Expanding malting and poultry feed markets – not to mention demand from breakfast cereal, baked goods and fish and pet food manufacturers – are creating growing opportunities for naked oat production across the country, according to added-value crop specialists, GB Seeds.
Speaking at the launch of their closed-loop 2020 winter Superioat contract, product manager, Skye van Heyzen stressed that steadily-increasing demand means extra buy-back opportunities for premium-earning winter crops from the coming autumn.
“Naked oats are becoming much more widely sought after these days for their particularly high nutrient density, high oil and high digestibility,” he explained.
“As an alternative wheat break for winter sowing, 6t/ha naked oat crops offer margins on a par with 4t/ha OSR and better than most second wheats. They can be successfully grown at pHs as low as 5.3 and have a wide September to December sowing window for the greatest flexibility.
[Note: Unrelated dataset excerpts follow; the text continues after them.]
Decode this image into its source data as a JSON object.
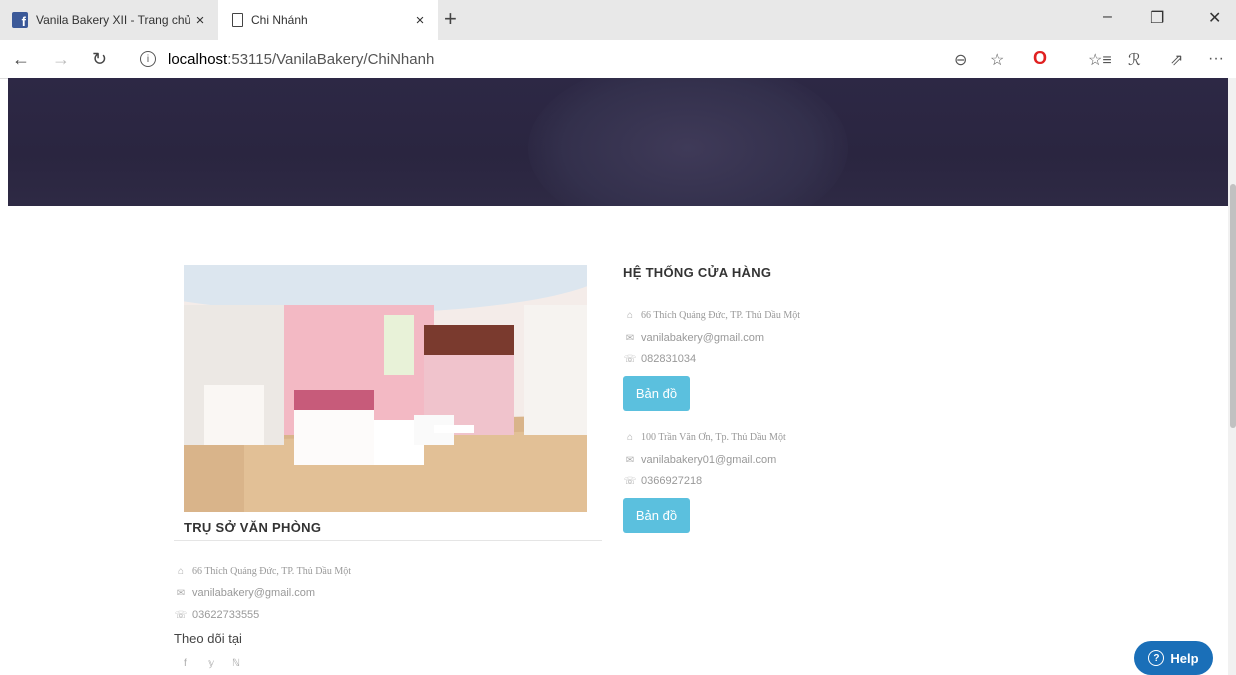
{
  "browser": {
    "tabs": [
      {
        "label": "Vanila Bakery XII - Trang chủ",
        "icon": "facebook-icon",
        "close": "×"
      },
      {
        "label": "Chi Nhánh",
        "icon": "page-icon",
        "close": "×"
      }
    ],
    "new_tab": "+",
    "window_controls": {
      "minimize": "–",
      "restore": "❐",
      "close": "✕"
    },
    "url_host": "localhost",
    "url_rest": ":53115/VanilaBakery/ChiNhanh",
    "nav": {
      "back": "←",
      "forward": "→",
      "refresh": "↻"
    },
    "toolbar_icons": {
      "zoom": "⊖",
      "favorite": "☆",
      "opera": "O",
      "favorites_bar": "☆≡",
      "profile": "ℛ",
      "share": "⇗",
      "more": "···"
    }
  },
  "main": {
    "photo_alt": "store interior",
    "office": {
      "title": "TRỤ SỞ VĂN PHÒNG",
      "address": "66 Thích Quảng Đức, TP. Thủ Dầu Một",
      "email": "vanilabakery@gmail.com",
      "phone": "03622733555",
      "follow_label": "Theo dõi tại",
      "social": [
        "f",
        "𝕪",
        "ℕ"
      ]
    },
    "stores": {
      "title": "HỆ THỐNG CỬA HÀNG",
      "list": [
        {
          "address": "66 Thích Quảng Đức, TP. Thủ Dầu Một",
          "email": "vanilabakery@gmail.com",
          "phone": "082831034",
          "button": "Bản đồ"
        },
        {
          "address": "100 Trần Văn Ơn, Tp. Thủ Dầu Một",
          "email": "vanilabakery01@gmail.com",
          "phone": "0366927218",
          "button": "Bản đồ"
        }
      ]
    }
  },
  "help": {
    "label": "Help",
    "icon": "?"
  },
  "colors": {
    "accent_button": "#5bc0de",
    "hero": "#2d2845",
    "help": "#1a6fb8"
  }
}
What’s more, they are far less vulnerable to late or dry seasons than any spring crops and typically deliver 0.5t/ha more than equivalent spring oat plantings.
“While being easier and generally less costly to grow than most winter crops, the latest varieties respond well to the best agronomy, he added. “We saw yields of up to 6.7 t/ha on farm last year despite the difficult growing season.
“With the £30-45/tonne premium over feed wheat available with our latest contracts, this makes them a very attractive proposition for growers looking to produce for secure markets; especially so given extra earning opportunities of £30-60/tonne for their straw.”
The 2020 Superioat contracts are available for tried and tested variety, Grafton; established dwarf, Fusion; and up-and-coming newcomer, Peloton which offers particular advantages in yield, specific weight, stem stiffness and disease resistance.
They offer four movement periods with increasing premiums to reward farm storage, and eminently achievable specifications.
“Our contracts are area-based and we guarantee to market all oats lifted,” stressed Mr van Heyzen. “The diversity of end users we have means we can match individual crops to different markets for the greatest grower security. And extensive Agrii-trialling allows us to work closely with our growers to secure the best performance through agronomy that makes the most of whatever Mother Nature throws-up.
“As the naked oat market grows, we look forward to providing more and more growers with the security, support and flexibility our established growers know us for, working with them to take full advantage of the sort of opportunity that will be increasingly valuable in a post- Brexit world.”